Una cittadina bella, bellissima, artistica, educata…unico neo le formiche. Poverine di loro vive neppure la traccia, ma fritte e croccanti se ne trovano a chili. Dicono sia una delizia del posto: l’hormiga culona, certo proprio così, è talmente poco sostanziosa da mangiare che almeno scelgono quelle super dotate…peccato che oramai siano in via d’estinzione visto che friggono le femmine in fase di riproduzione, e come potete ben immaginare, l’impatto sulla specie è devastante. A Barichara il salto è breve ad un’ipotesi di trasferimento qui in Colombia, sembra un posto da sogno, quasi fin troppo perfetto, tanto che il richiamo di casa si fa sempre più forte.  A due ore di cammino scopriamo Guane, la versione più umile di Barichara, però più immobile, semplice, fiabesca, tanto che ci basta il sorriso di un artritico nonnino per restarne incantati. La domenica la trascorriamo come speravamo passarla da mesi: l’incontro fortuito con Ago, l’italiano contemplatore di professione, una, due, tre birre, partita e formiche culone come porta fortuna.

 

Tags: , , , , , , , , , , , ,

3 Comments

sera

July 17th, 2012

cazzo neanche una foto di una HORMIGA CULONA??? Dai!

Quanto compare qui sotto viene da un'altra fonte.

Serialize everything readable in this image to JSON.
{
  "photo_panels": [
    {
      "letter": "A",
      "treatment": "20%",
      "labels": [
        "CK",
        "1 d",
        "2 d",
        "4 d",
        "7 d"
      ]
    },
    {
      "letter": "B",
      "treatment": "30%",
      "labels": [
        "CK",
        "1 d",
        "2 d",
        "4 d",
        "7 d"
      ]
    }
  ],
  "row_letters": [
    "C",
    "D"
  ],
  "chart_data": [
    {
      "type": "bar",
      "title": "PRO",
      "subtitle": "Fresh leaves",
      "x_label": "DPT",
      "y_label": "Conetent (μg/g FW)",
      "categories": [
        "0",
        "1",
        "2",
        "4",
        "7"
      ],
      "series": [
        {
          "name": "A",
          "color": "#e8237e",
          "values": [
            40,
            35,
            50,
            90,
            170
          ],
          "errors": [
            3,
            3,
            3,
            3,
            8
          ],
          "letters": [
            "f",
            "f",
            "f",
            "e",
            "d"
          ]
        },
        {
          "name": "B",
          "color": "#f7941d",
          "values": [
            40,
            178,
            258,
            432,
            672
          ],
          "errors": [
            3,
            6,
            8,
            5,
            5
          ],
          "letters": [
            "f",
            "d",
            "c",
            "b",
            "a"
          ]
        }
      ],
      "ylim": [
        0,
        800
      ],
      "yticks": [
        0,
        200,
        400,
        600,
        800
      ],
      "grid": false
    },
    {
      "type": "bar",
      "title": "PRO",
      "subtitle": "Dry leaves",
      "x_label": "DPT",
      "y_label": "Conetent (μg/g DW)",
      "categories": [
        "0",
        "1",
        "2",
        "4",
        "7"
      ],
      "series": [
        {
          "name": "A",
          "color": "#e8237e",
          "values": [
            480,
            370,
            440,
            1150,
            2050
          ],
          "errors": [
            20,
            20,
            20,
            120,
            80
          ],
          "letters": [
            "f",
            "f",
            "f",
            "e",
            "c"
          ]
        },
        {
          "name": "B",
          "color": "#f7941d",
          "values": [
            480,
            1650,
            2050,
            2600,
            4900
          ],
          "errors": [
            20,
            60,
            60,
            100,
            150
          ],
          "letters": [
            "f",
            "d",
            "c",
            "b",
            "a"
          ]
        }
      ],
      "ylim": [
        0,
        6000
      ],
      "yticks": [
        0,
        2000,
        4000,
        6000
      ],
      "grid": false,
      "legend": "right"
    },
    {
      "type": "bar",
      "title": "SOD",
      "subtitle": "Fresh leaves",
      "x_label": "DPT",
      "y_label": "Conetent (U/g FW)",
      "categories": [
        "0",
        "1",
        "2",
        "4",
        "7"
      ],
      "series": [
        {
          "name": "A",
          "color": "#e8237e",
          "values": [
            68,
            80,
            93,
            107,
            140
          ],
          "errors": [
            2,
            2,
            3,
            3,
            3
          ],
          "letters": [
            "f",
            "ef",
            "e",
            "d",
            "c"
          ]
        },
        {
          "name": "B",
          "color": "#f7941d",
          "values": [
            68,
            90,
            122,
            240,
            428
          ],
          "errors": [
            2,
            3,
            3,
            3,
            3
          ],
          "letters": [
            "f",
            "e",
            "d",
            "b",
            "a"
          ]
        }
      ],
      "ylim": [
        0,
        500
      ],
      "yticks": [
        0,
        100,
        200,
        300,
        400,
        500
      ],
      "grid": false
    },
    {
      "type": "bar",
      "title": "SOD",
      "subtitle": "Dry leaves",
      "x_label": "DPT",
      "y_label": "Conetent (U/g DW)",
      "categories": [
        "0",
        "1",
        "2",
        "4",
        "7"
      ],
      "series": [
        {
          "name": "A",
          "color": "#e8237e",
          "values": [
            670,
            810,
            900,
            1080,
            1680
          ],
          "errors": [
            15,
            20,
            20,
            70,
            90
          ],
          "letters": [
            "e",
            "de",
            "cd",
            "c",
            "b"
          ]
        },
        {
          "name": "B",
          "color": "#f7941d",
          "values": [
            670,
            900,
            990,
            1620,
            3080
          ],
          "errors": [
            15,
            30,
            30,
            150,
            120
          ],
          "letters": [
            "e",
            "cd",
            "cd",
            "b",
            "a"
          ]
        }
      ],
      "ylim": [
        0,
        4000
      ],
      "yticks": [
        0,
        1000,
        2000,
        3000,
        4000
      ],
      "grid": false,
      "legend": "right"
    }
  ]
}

Dovevano essere terribilmente minacciosi i pulotti che hanno fatto confessare il ladruncolo!
Dire che avete avuto culo mi sembra un eufemismo. Direi che avete avuto un CULONE degno di una HORMIGA!!!

Adesso mi googlo “hormiga culona”!!!

Oh, io continuo a seguirvi… in realtà sono in trepidante attesa del vostro arrivo in Patagonia.. ma a questo ritmo mi sa che c’arriverete a Natale. Il che peraltro sarebbe climaticamente perfetto.

Quindi… BUEN VIAJE TIOS!!!!!

sera

July 17th, 2012

↑↑↑↑↑↑Robba↑↑↑↑↑↑

Pandiario

July 20th, 2012

si robba arriveremo giusto prima di natale in patagonia, a natale in realta saremo come al solito a casa vostra!!!
era piu minacciosa serafina che il pulotti colombiani!!